I´m a bit hesitant about the Shakespeare plays themselves. Somehow I got it in my head that they are too difficult to read. I have Othello on my shelf, maybe I should just pick it up and try it out.
BrokenTune 2 years ago
You know, I found the "histories" really daunting at first, but once you get into the rhythm and figure out who is who, they are not that hard to follow at all. If you think about it, they were written for the 16th century theatre-goer, so they can't be too difficult.
Lillelara 2 years ago
The fun thing is that I understand everything when I watch a Shakespeare play (at least when it is perfomed by an English theatre company. My local theater and Shakespeare ... unfathomably bad). I really have to give his plays a try.
BrokenTune 2 years ago
They are meant to be performed! But I like seeing the text, too, which is why the Arkangel audio productions have been so perfect, I can hear them being performed by outstanding professionals and I can read along!
@Lillelara: If you get a copy of
http://booklikes.com/the-oxford-companion-to-shakespeare-stanley-wells-michael-dobson/book,12516851
you'll find, among many other interesting/helpful things, scene-by-scene synopses of each play. You can just read those as you go along if you're confused about anything. I did.
Lillelara 2 years ago
Thanks for the audiobooks recs. I will definitely check those ones out. And duh, I have Macbeth on my shelf, not Othello.
Macbeth is a great one to start with. So, for that matter, is Much Ado About Nothing.
BrokenTune 2 years ago
Re Macbeth: :D Even better! (I know, I'm biased.)
Lillelara 2 years ago
You know, I´m on vacation the week after this one and since Schleswig-Holstein is in a lockdown and I´m spending a lot of time in my apartement, alone, I will be reading a whole lot of books. And Macbeth will be one of these books.
That is, if there isn´t an emergency at work and I have to work all of a sudden.

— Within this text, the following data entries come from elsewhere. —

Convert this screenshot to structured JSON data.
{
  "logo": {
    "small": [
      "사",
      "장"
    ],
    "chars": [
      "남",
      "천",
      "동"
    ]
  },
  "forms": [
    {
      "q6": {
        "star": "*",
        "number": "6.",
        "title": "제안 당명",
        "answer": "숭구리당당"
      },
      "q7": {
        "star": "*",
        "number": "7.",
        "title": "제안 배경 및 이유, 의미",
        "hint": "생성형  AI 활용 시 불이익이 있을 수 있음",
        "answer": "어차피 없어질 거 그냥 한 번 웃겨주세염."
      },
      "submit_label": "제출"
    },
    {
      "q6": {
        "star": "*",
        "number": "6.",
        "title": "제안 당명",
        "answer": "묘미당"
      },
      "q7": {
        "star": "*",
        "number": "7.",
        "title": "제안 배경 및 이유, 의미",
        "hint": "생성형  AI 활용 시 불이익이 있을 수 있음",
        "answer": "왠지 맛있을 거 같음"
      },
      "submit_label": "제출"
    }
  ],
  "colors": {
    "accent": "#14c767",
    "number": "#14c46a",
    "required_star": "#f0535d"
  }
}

Fingers crossed for your work situation.

And FWIW, the Arkangel "Macbeth" is one of the best installments in the entire series.
BrokenTune 2 years ago
^^^^ Seconded! All of it! The Arkangel Macbeth is fabulous!

Our CEO sent an email earlier today asking people to work from home where possible. I've been expecting this since a lot of other companies around us have started this last week. So, I expect that I'll turn up at our new offices tomorrow morning to do three things:
1. Collect my new entry badge/swipe card,
2. Hold a staff meeting to discuss work from home requirements;
3. Bugger off home.

So, I foresee being at home for the foreseeable future and catching up on A LOT of audiobooks.

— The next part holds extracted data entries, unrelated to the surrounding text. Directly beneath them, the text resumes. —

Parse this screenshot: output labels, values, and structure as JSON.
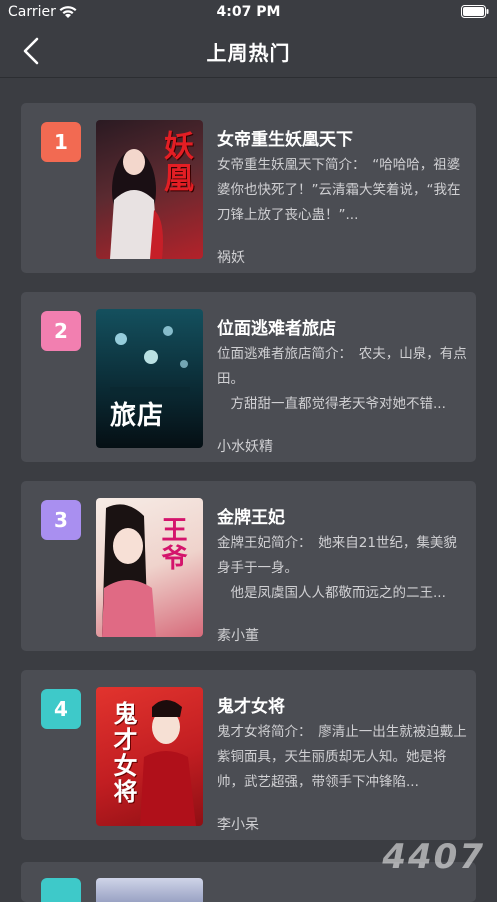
{
  "status_bar": {
    "carrier": "Carrier",
    "time": "4:07 PM"
  },
  "nav": {
    "title": "上周热门"
  },
  "books": [
    {
      "rank": "1",
      "rank_color": "#f26a52",
      "title": "女帝重生妖凰天下",
      "desc": "女帝重生妖凰天下简介：　“哈哈哈，祖婆婆你也快死了！”云清霜大笑着说，“我在刀锋上放了丧心蛊！”...",
      "author": "祸妖",
      "cover_text": "妖凰",
      "cover_colors": [
        "#2a1a22",
        "#b4222a"
      ]
    },
    {
      "rank": "2",
      "rank_color": "#f27fb0",
      "title": "位面逃难者旅店",
      "desc": "位面逃难者旅店简介：　农夫，山泉，有点田。\n　方甜甜一直都觉得老天爷对她不错...",
      "author": "小水妖精",
      "cover_text": "旅店",
      "cover_colors": [
        "#0f3d4a",
        "#061a22"
      ]
    },
    {
      "rank": "3",
      "rank_color": "#a98ff0",
      "title": "金牌王妃",
      "desc": "金牌王妃简介：　她来自21世纪，集美貌身手于一身。\n　他是凤虞国人人都敬而远之的二王...",
      "author": "素小董",
      "cover_text": "王爷",
      "cover_colors": [
        "#f3e4dc",
        "#d66a7a"
      ]
    },
    {
      "rank": "4",
      "rank_color": "#3ec9c9",
      "title": "鬼才女将",
      "desc": "鬼才女将简介：　廖清止一出生就被迫戴上紫铜面具，天生丽质却无人知。她是将帅，武艺超强，带领手下冲锋陷...",
      "author": "李小呆",
      "cover_text": "鬼才女将",
      "cover_colors": [
        "#d8282a",
        "#8f0f14"
      ]
    }
  ],
  "watermark": "4407"
}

Hooray -- good for both of you!
Lillelara 2 years ago
It´s so good for you that you are allowed to work from home :). Stay safe everyone.
BrokenTune 2 years ago
Most people won't be able to do this. My team is very lucky this way. But if social distancing works in slowing down the spread, then that is the least we can do.

One of the two (?) confirmed cases in my town worked only about 10 meters away from the husband of the person in the office next to me. It somehow brings it home how connected we all are.

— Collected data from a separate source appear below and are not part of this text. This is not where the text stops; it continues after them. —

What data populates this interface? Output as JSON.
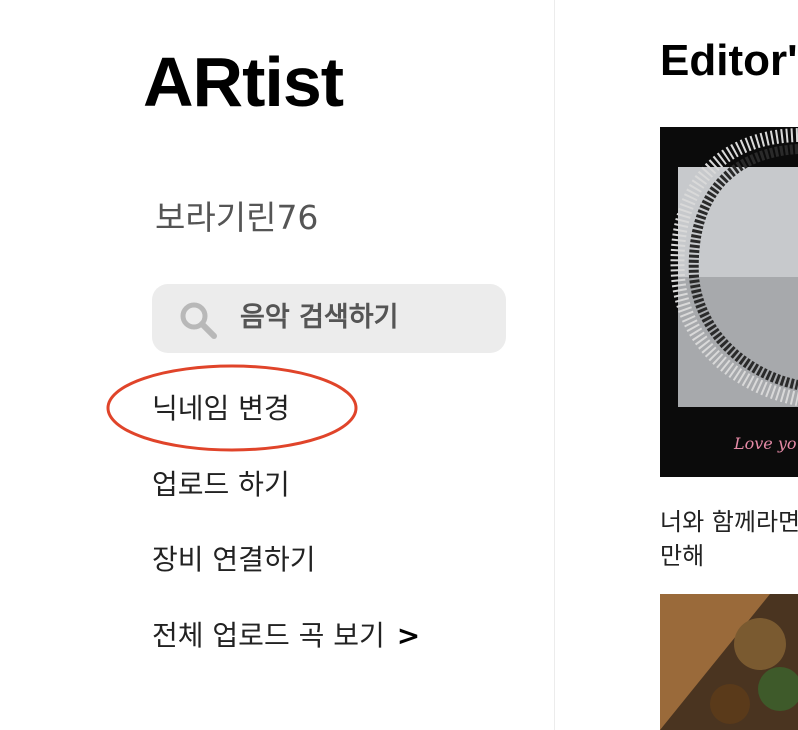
{
  "sidebar": {
    "logo": "ARtist",
    "username": "보라기린76",
    "search": {
      "placeholder": "음악 검색하기"
    },
    "menu": {
      "change_nickname": "닉네임 변경",
      "upload": "업로드 하기",
      "connect_device": "장비 연결하기",
      "view_all_uploads": "전체 업로드 곡 보기",
      "view_all_arrow": ">"
    }
  },
  "main": {
    "section_title": "Editor's",
    "cards": [
      {
        "image_text": "Love yo",
        "caption_line1": "너와 함께라면",
        "caption_line2": "만해"
      }
    ]
  },
  "colors": {
    "highlight_circle": "#e0442a",
    "search_bg": "#ececec",
    "username_text": "#555555"
  },
  "icons": {
    "search": "search-icon"
  }
}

The time I saw Julius Caesar performed, I was in the courtyard of Conwy Castle, North Wales.
BrokenTune 2 years ago
Oh, that sounds like a great setting!
I wish I'd had more to cushion me from the cobbles, though - no chairs!
BrokenTune 2 years ago
Ouch. Yeah, that sort of thing defo needs cushioning.
All I had was a foam camping mattress...
BrokenTune 2 years ago
:(
It did spoil my enjoyment a bit, unfortunately.